Syamruddin menyebutkan ada dua faktor keberhasilan Abū Muslim. Pertama, bahwa secara internal dia mendekati masyarakat ketururunan Persia yang satu suku dengan dia. Mereka selama ini diperlakukan tidak setara dengan keturunan Arab. Perlakuan ini memunculkan rasa antipati terhadap Daulah Umaiyah. Dalam kondisi seperti ni datanglah Abū Muslim. Maka mereka bergabung dengan Abū Muslim untuk menumbangkan Daulah Umaiyah.
Selanjutnya, tulis Syamruddin, pada tahun 129 H/747 M Ibrāhīm al-Imām memerintahkan kepada Abū Muslim untuk merebut Khurasan dan menghancurkan orang-orang Arab yang mendukung Bani Umaiyah di Khurasan. Hal tersebut diketahui oleh penguasa Daulah Umaiyah Marwan ibn Muhammad sehingga Ibrāhīm al-Imām ditangkap dan dihukum mati. Kepemimpinan gerakan ini kemudian beralih ke tangan saudaranya Abdullah ibn Muhammad yang lebih dikenal dengan Abū Abbas aş-Şaffah.
Pimpinan baru gerakan ini tetap memberikan kepercayaan kepada Abū Muslim untuk memimpin perlawanan di daerah Khurasan, sedangkan tokoh-tokoh gerakan lain dari keturunan Bani Hasyim seperti Abū Abbās, Abū Ja’far al-Manşūr, ‘Isā ibn Mūsā, dan ‘Abdullah ibn ‘Alī, menggerakkan pemberontakan di daerah Kufah, Damaskus, Palestina, danYordania.
Kemudian Abū Muslim mengumpulkan seluruh kelompok yang menentang Daulah Umaiyah di Khurasan dan memanfaatkan pertentangan antara sesama orang Arab; yaitu orang Yaman dan orang Mudar di Khurasan. Dia minta bantuan orang Yaman untuk menjatuhkan gubernur Daulah Umaiyah di Khurasan yaitu Naşr ibn Sayyar dari orang Mudar. Gubernur Naşr pun dapat dikalahkan.
“Faktor kedua dari keberhasilan Abū Muslim dalam gerakannya di Persia adalah kelihaiannya mengadu dua kekuatan besar keturunan Arab di Khurasan, yaitu antara suku Yaman dan suku Mudar. Dengan cara begitu dia berhasil menjatuhkan gubernur Daulah Umaiyah Naşr ibn Sayyar di Khurasan. Gubernur Khurasan sebelumnya adalah As’ad ibn Abdullah, keturunan Yaman.

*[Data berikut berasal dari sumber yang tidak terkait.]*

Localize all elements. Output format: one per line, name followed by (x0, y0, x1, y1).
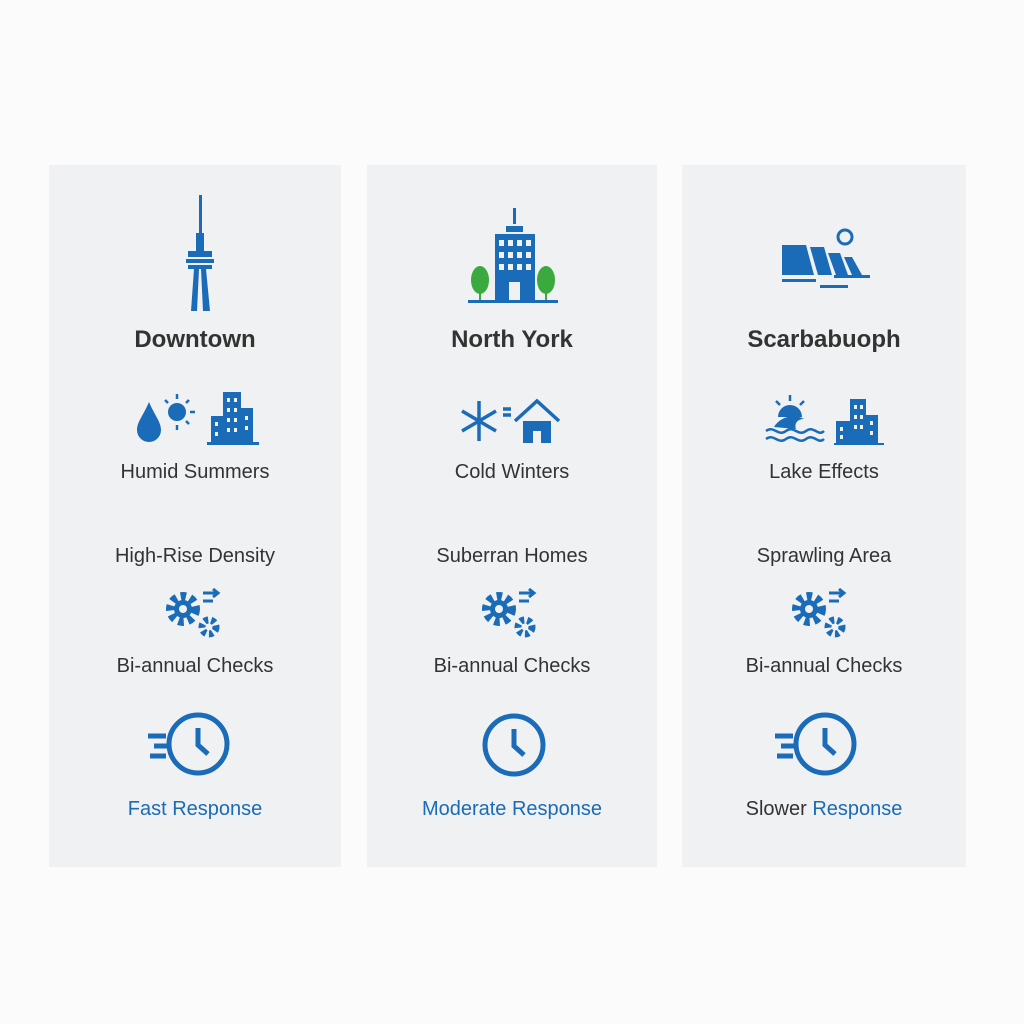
panel: Downtown (49, 165, 341, 867)
label: Slower Response (746, 798, 902, 820)
icon: snowflake + house (461, 398, 560, 443)
label: density: High-Rise Density (115, 545, 275, 567)
icon: fast clock (148, 712, 230, 776)
label: Cold Winters (455, 461, 569, 483)
icon: building with trees (468, 208, 558, 303)
title: Scarbabuoph (747, 326, 901, 353)
label: humid summers: Humid Summers (121, 461, 269, 483)
title: Downtown (134, 326, 256, 353)
label: Suberran Homes (436, 545, 588, 567)
panel: Scarborough (682, 165, 966, 867)
icon: bluffs (782, 228, 870, 288)
icon: gears (792, 588, 846, 638)
icon: CN tower (186, 195, 214, 311)
panel: North York (367, 165, 657, 867)
label: Sprawling Area (757, 545, 891, 567)
icon: clock (775, 712, 856, 776)
label: Lake Effects (769, 461, 879, 483)
icon: lake + buildings (765, 395, 884, 445)
icon: humid + highrise (137, 392, 259, 445)
title: North York (451, 326, 573, 353)
label: Bi-annual Checks (746, 655, 902, 677)
icon: gears (482, 588, 536, 638)
label: checks: Bi-annual Checks (117, 655, 273, 677)
icon: clock (482, 714, 546, 776)
label: Moderate Response (422, 798, 602, 820)
label: response: Fast Response (128, 798, 262, 820)
icon: gears (166, 588, 220, 638)
label: Bi-annual Checks (434, 655, 590, 677)
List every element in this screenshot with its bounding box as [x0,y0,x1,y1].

Dia menyisihkan orang Mudar dari pemerintahan sehingga orang Mudar benci kepada orang Yaman,” tulis Syamruddin menukil buku “Ensiklopedi Islam Indonesia”.
Setelah Abū Abbās aş-Şaffah dibai‘at menjadi Khalifah pertama Daulah Abbasiyah pada tahun 750 M, Abū Muslim diangkat menjadi gubernur Khurasan. Abū Ja’far bermaksud memindahkan jabatan Abū Muslim dari gubernur Khurasan menjadi gubernur di Syiria dan Mesir, tetapi ditolak oleh Abū Muslim karena menganggap bahwa Khurasan adalah milik dan tanah kelahirannya.11 Sebelumnya, sewaktu terjadi pemberontakan pada masa kekuasaan Abū Ja’far al-Manşūr (754-775 M) yang didalangi oleh ‘Abdullah ibn ‘Alī, paman Abū Ja’far al-Manşūr yang ingin menjadi Khalifah sepeninggal Abū Abbās aş-Şaffah, Abū Muslim ditugaskan memadamkan pemberontakan tersebut, saat ini dia masih taat pada Khalifah.
Abu Muslim mulai membangkang kepada Khalifah al-Mansur pertama sewaktu akan dipindahkan dari gubernur Khurasan menjadi gubernur Mesir dan Syiria. Kedua, sewaktu dia diundang menghadap Khalifah. Akhirnya Abū Ja’far al-Manşūr menganggapnya sebagai saingan utama bagi kekuasaannya dan kelangsungan Daulah Abbasiyah di kemudian hari akhirnya Abū Muslim dibunuh.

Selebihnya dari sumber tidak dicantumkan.